While legislation for the anti-terror act, spearheaded by the NIS, was first prepared in Nov. 2001, during the presidency of Kim Dae-jung (1998-2003), it failed to clear the hurdle of the National Assembly amid various controversies. But now, 14 years and four months later, it has become law.

The primary components of the new law are to set up an anti-terror center under the Office of the Prime Minister, which will coordinate and carry out anti-terror activities, and to enable the NIS to collect financial information, personal information (including sensitive information about ideology, beliefs and health), phone records and location information for individuals suspected of terrorism. It also gives the NIS the authority to question and to track down such individuals.

This makes it possible for the NIS to directly exercise powers that have been the prerogative of the investigative authorities (that is, the police and the prosecutors), after following legal protocols, including submitting a written request to the court for a warrant.

Opposition parties and activist groups have also taken issue with the act’s definition of suspected terrorists, which they argue could be exploited arbitrarily to shut down criticism of the government. Suspected terrorists, the act says, are “members of terrorist groups or individuals who have or who can reasonably be suspected of having promoted terrorist groups, raised money for or donated to terrorist causes or otherwise prepared for, plotted, promoted, or agitated for acts of terrorism.”

While the act provides the NIS with awesome powers that have led some to call it a leviathan, the only measure it takes to check and limit civil rights infringements is adding a civil rights protection officer to the National Terror Countermeasures Council, which is chaired by the Prime Minister.

Given the NIS’s sordid history of meddling in politics and violating civil rights - including the online comment scandal during the 2012 presidential election campaign, the unauthorized release of the transcript of the inter-Korean summit, the fabrication of evidence during the espionage trial of Seoul public servant and North Korean refugee Yoo Woo-sung and the mobile phone hacking scandal - the addition of a single protection officer is unlikely to assuage public worries.

In order to pass the anti-terror bill, President Park Geun-hye, the Saenuri Party and the NIS have marshaled every related incident as evidence for the need of this legislation, including last year‘s knife attack on US Ambassador to South Korea Mark Lippert and the terrorist attack in Paris.

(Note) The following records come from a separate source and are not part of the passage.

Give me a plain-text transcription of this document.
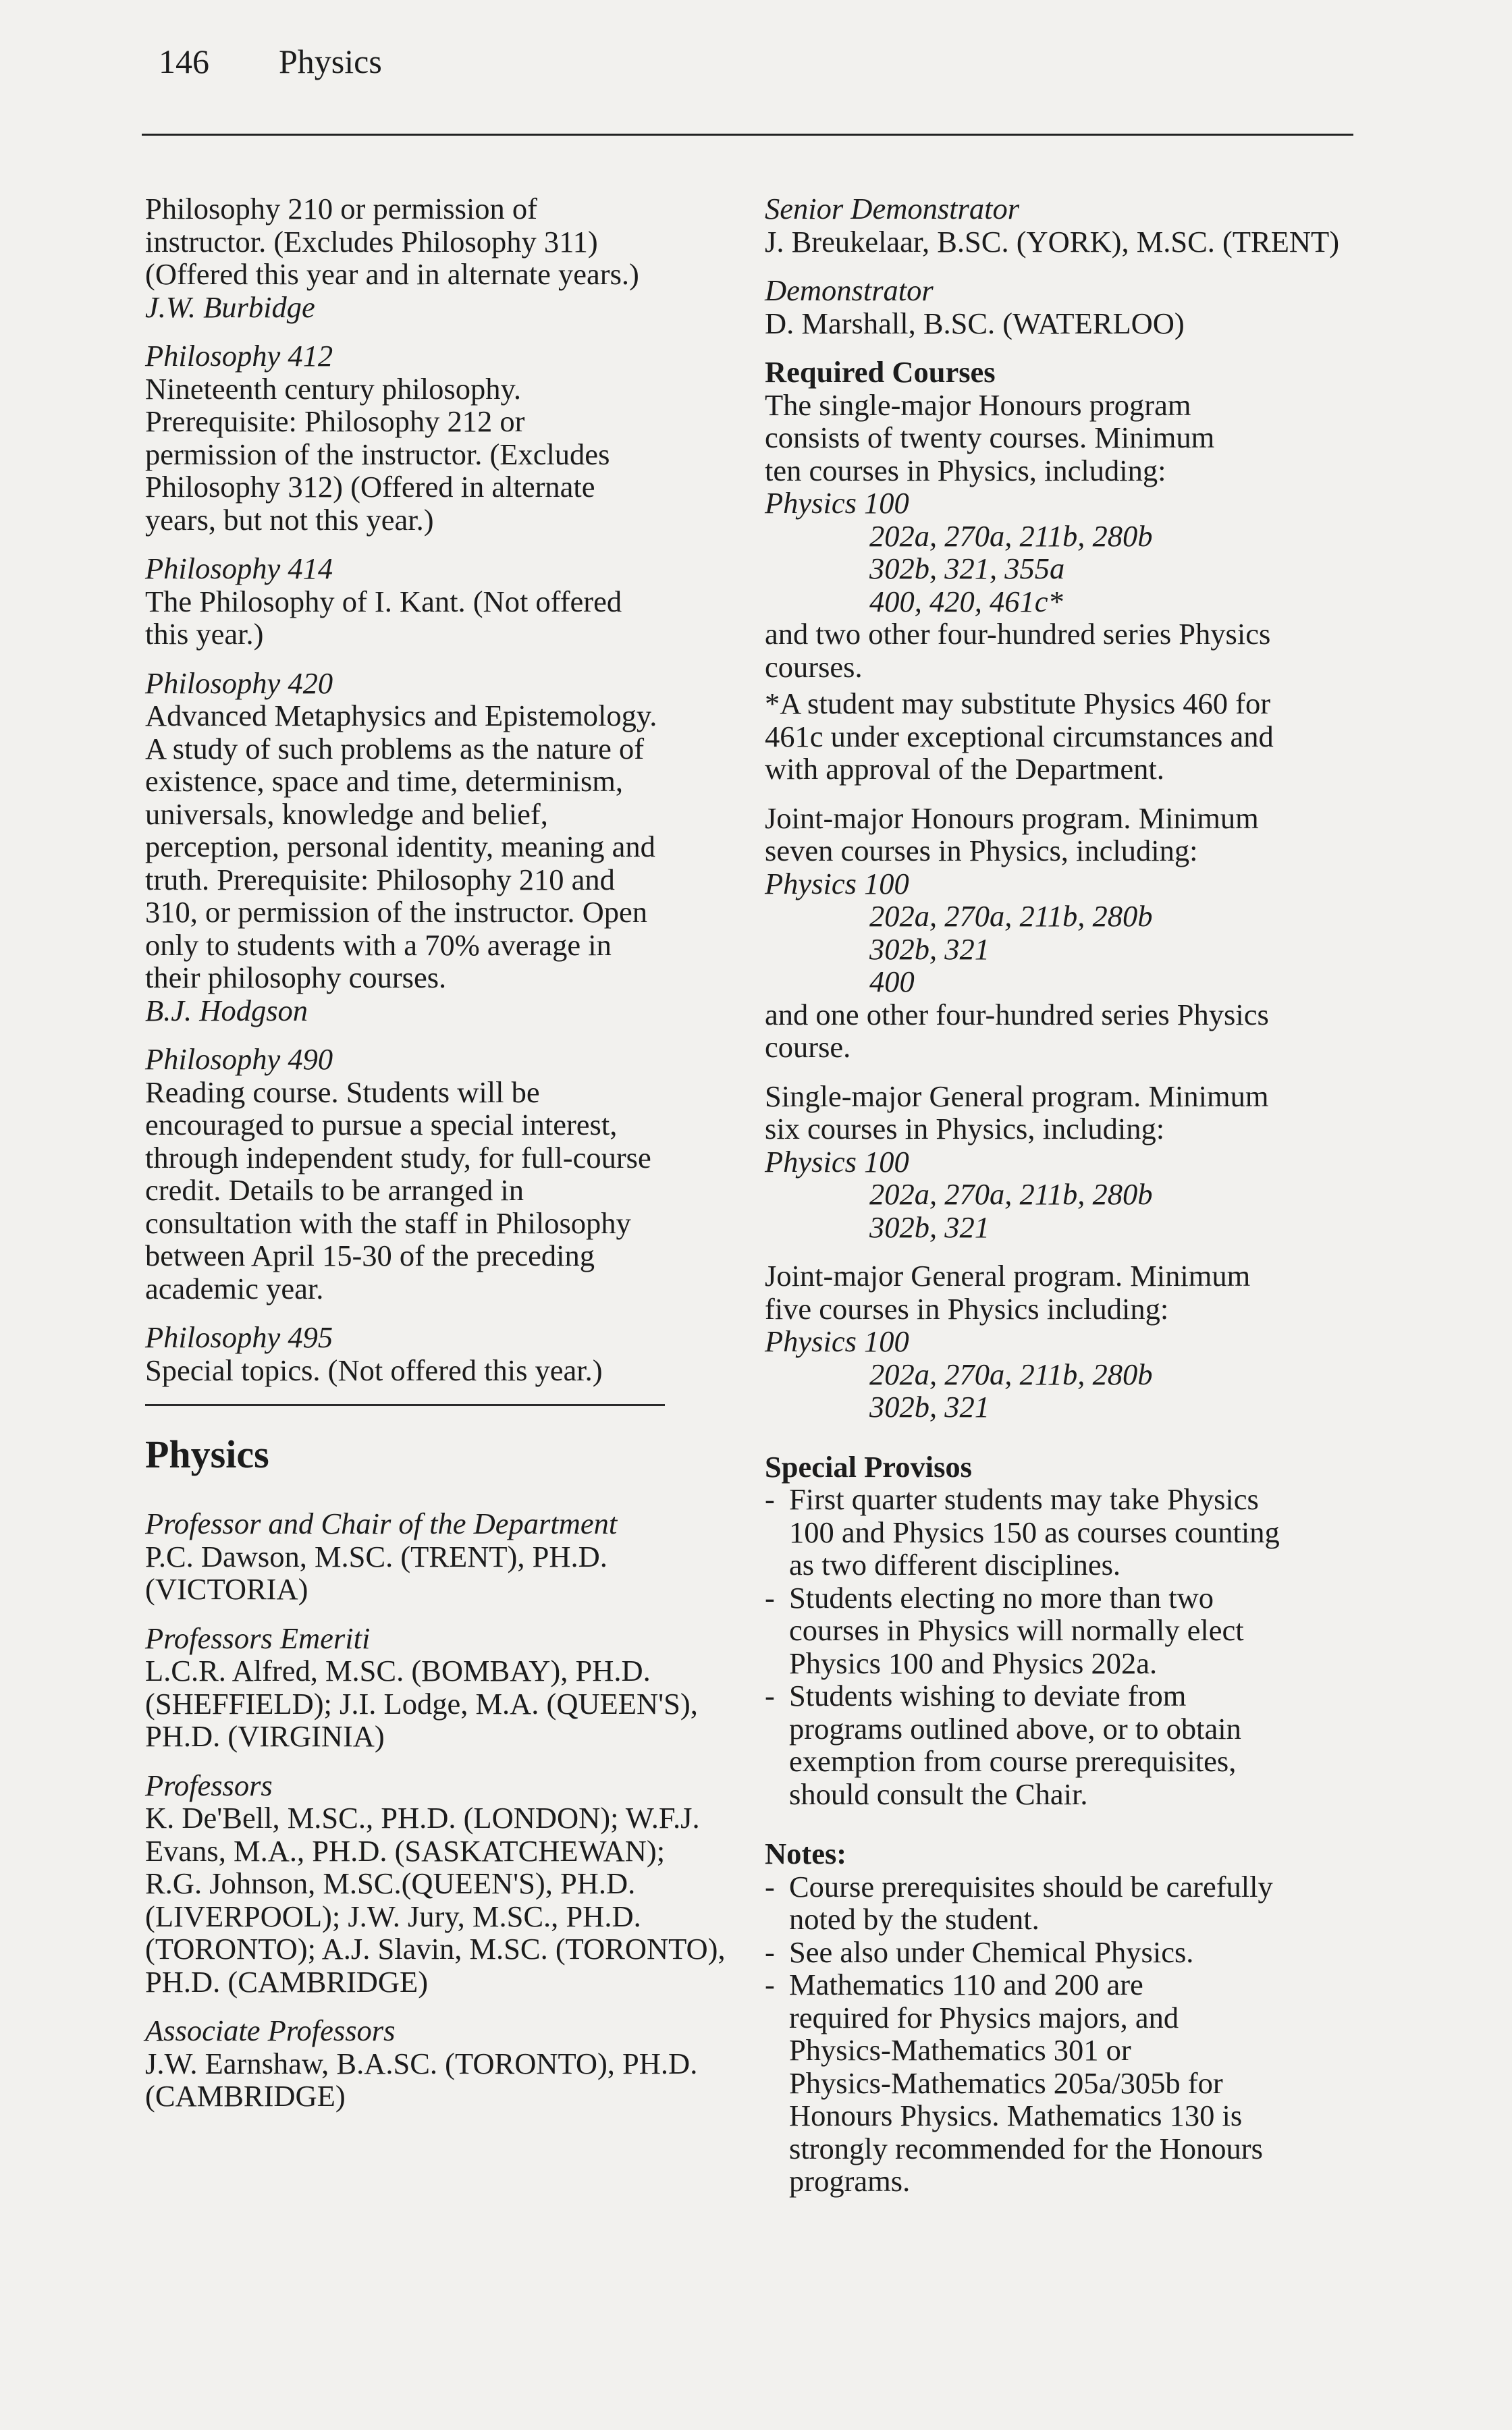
146 Physics
Philosophy 210 or permission of
instructor. (Excludes Philosophy 311)
(Offered this year and in alternate years.)
J.W. Burbidge
Philosophy 412
Nineteenth century philosophy.
Prerequisite: Philosophy 212 or
permission of the instructor. (Excludes
Philosophy 312) (Offered in alternate
years, but not this year.)
Philosophy 414
The Philosophy of I. Kant. (Not offered
this year.)
Philosophy 420
Advanced Metaphysics and Epistemology.
A study of such problems as the nature of
existence, space and time, determinism,
universals, knowledge and belief,
perception, personal identity, meaning and
truth. Prerequisite: Philosophy 210 and
310, or permission of the instructor. Open
only to students with a 70% average in
their philosophy courses.
B.J. Hodgson
Philosophy 490
Reading course. Students will be
encouraged to pursue a special interest,
through independent study, for full-course
credit. Details to be arranged in
consultation with the staff in Philosophy
between April 15-30 of the preceding
academic year.
Philosophy 495
Special topics. (Not offered this year.)
Physics
Professor and Chair of the Department
P.C. Dawson, M.SC. (TRENT), PH.D.
(VICTORIA)
Professors Emeriti
L.C.R. Alfred, M.SC. (BOMBAY), PH.D.
(SHEFFIELD); J.I. Lodge, M.A. (QUEEN'S),
PH.D. (VIRGINIA)
Professors
K. De'Bell, M.SC., PH.D. (LONDON); W.F.J.
Evans, M.A., PH.D. (SASKATCHEWAN);
R.G. Johnson, M.SC.(QUEEN'S), PH.D.
(LIVERPOOL); J.W. Jury, M.SC., PH.D.
(TORONTO); A.J. Slavin, M.SC. (TORONTO),
PH.D. (CAMBRIDGE)
Associate Professors
J.W. Earnshaw, B.A.SC. (TORONTO), PH.D.
(CAMBRIDGE)
Senior Demonstrator
J. Breukelaar, B.SC. (YORK), M.SC. (TRENT)
Demonstrator
D. Marshall, B.SC. (WATERLOO)
Required Courses
The single-major Honours program
consists of twenty courses. Minimum
ten courses in Physics, including:
Physics 100
202a, 270a, 211b, 280b
302b, 321, 355a
400, 420, 461c*
and two other four-hundred series Physics
courses.
*A student may substitute Physics 460 for
461c under exceptional circumstances and
with approval of the Department.
Joint-major Honours program. Minimum
seven courses in Physics, including:
Physics 100
202a, 270a, 211b, 280b
302b, 321
400
and one other four-hundred series Physics
course.
Single-major General program. Minimum
six courses in Physics, including:
Physics 100
202a, 270a, 211b, 280b
302b, 321
Joint-major General program. Minimum
five courses in Physics including:
Physics 100
202a, 270a, 211b, 280b
302b, 321
Special Provisos
- First quarter students may take Physics
100 and Physics 150 as courses counting
as two different disciplines.
- Students electing no more than two
courses in Physics will normally elect
Physics 100 and Physics 202a.
- Students wishing to deviate from
programs outlined above, or to obtain
exemption from course prerequisites,
should consult the Chair.
Notes:
- Course prerequisites should be carefully
noted by the student.
- See also under Chemical Physics.
- Mathematics 110 and 200 are
required for Physics majors, and
Physics-Mathematics 301 or
Physics-Mathematics 205a/305b for
Honours Physics. Mathematics 130 is
strongly recommended for the Honours
programs.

And then last month, after North Korea tested a nuclear weapon and launched a long-range missile in short order, these groups doubled down on the sense of crisis and pushed ahead with the legislation.

Even National Assembly Speaker Chung Ui-hwa, who had refused to use his authority as speaker to bring economic bills to the floor, was forced under pressure by conservatives to creatively interpret the situation as “a national emergency,” bringing the anti-terror bill to the floor for a vote on Feb. 23.

On Wednesday, the ruling and opposition parties passed the North Korean Human Rights Act, along with a revision to the Public Official Election Act, which outlines the election districts that will be used in the upcoming parliamentary elections, scheduled for Apr. 13. Now that the districts have been determined, the various parties are moving into full election mode, hurrying to nominate candidates for the elections.